This recipe was created by none other than...me! Always a fan of root vegetables, leafy greens, and thick soups in the winter, this soup should be made in a large pot (Stone Soup, anyone?) and can serve three generously or be frozen in individual portions for as long as you like. The whole grains and vegetables are flexible to your particular liking, so bear with me as I attempt to dictate my first recipe.
Above shows the ingredients you will need, but don't be intimidated by the quantity! Its really hard to mess this soup up.
Winter Vegetable Soup
-2 tbsp olive oil -1/2 tbsp oregano
-1 cup chopped onion -1/8 tsp crushed red pepper
-2 garlic cloves, minced -3 cups low sodium, free range chicken broth
-2 carrots, thinly sliced -8 oz diced tomatos, no salt added
-1 parsnip, thinly sliced -8 oz cannellini beans
-2 celery stalks, sliced -2 tsp lemon juice
-1 cup butternut squash, cubed -1/3 cup barley (whole wheat pasta or toasted cubed whole wheat bread, ribolilta style can also be used)
-3/4 cup mushrooms, sliced - salt and pepper to taste
-3 stalks kale (5 cups uncooked)
Directions:
1. Heat olive oil in a large pot on medium heat. Add onions and saute for 2 minutes.
2. Add garlic, carrots, parsnips, and squash, saute for 5 more minutes, stirring frequently.
3. Toss in celery, mushrooms, and spices; mix thoroughly and let cook for 2 more minutes.
4. Pour in chicken broth and bring pot to a boil. Add barley*
5. Reduce heat to a simmer and cook for 12 minutes, stirring periodically.
6. Add tomatoes + juice and the kale in small batches, putting the lid back on to decrease its volume.
7. Stir in beans, lemon juice, and salt and pepper to taste. Cook on low for 8 more minutes, and serve with a generous sprinkle of grated parmesan cheese.
*If making this recipe with pasta or toasted bread pieces, add them in after step #6. They do not need to cook as long as the barely, which takes 30 minutes.

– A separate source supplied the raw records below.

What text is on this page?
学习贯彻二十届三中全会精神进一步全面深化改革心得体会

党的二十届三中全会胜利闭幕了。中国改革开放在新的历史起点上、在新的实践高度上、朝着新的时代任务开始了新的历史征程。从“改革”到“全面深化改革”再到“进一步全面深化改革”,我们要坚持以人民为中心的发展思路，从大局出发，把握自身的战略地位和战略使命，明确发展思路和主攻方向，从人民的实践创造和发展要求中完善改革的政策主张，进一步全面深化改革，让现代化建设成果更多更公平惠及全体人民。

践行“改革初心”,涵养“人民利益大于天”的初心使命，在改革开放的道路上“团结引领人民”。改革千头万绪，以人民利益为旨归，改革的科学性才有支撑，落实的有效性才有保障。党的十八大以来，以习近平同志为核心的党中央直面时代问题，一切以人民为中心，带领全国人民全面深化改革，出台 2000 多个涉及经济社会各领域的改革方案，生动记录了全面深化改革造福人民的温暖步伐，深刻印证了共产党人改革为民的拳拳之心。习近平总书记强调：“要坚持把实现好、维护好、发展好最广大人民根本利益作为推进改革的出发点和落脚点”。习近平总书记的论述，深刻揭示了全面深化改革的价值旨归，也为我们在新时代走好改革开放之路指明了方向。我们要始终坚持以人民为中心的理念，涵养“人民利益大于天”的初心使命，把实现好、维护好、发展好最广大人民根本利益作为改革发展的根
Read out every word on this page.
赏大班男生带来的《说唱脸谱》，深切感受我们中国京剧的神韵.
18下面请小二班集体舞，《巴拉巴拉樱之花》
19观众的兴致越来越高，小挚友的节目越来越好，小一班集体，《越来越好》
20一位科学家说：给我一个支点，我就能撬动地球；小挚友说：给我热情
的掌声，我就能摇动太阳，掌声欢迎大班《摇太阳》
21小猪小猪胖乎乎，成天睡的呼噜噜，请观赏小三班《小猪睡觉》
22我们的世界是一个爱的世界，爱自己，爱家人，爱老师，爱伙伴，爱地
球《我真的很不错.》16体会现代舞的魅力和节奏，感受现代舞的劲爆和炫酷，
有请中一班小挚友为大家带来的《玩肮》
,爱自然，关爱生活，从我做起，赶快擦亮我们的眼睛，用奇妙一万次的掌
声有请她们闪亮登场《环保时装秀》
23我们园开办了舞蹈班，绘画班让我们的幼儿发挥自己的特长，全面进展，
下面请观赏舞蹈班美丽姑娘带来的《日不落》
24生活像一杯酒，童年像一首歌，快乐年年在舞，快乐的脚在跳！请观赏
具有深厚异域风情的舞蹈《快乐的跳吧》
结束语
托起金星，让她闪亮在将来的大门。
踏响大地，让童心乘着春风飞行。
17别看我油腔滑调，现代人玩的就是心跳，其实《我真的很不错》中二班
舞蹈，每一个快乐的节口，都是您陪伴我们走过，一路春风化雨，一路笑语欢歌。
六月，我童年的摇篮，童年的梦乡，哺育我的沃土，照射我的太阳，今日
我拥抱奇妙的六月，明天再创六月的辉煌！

The advantages of making your own soup:
Most processed and canned soups, while they may be low in fat and calories, are extraordinarily high in sodium. 1 cup of Progresso's Vegetable Classics Minestrone Soup has 29% of your DAILY sodium intake. Because this recipe uses no-salt added chicken broth and tomatoes, the only added sodium is the salt you pour in by hand.
References:
"Calories in Minestrone Vegetable Classics Soup." Calorie Count. Web. 18 Jan. 2011. <http://caloriecount.about.com/calories-progresso-minestrone-i88479>.
Yay original recipe! The last picture on this post is so pretty.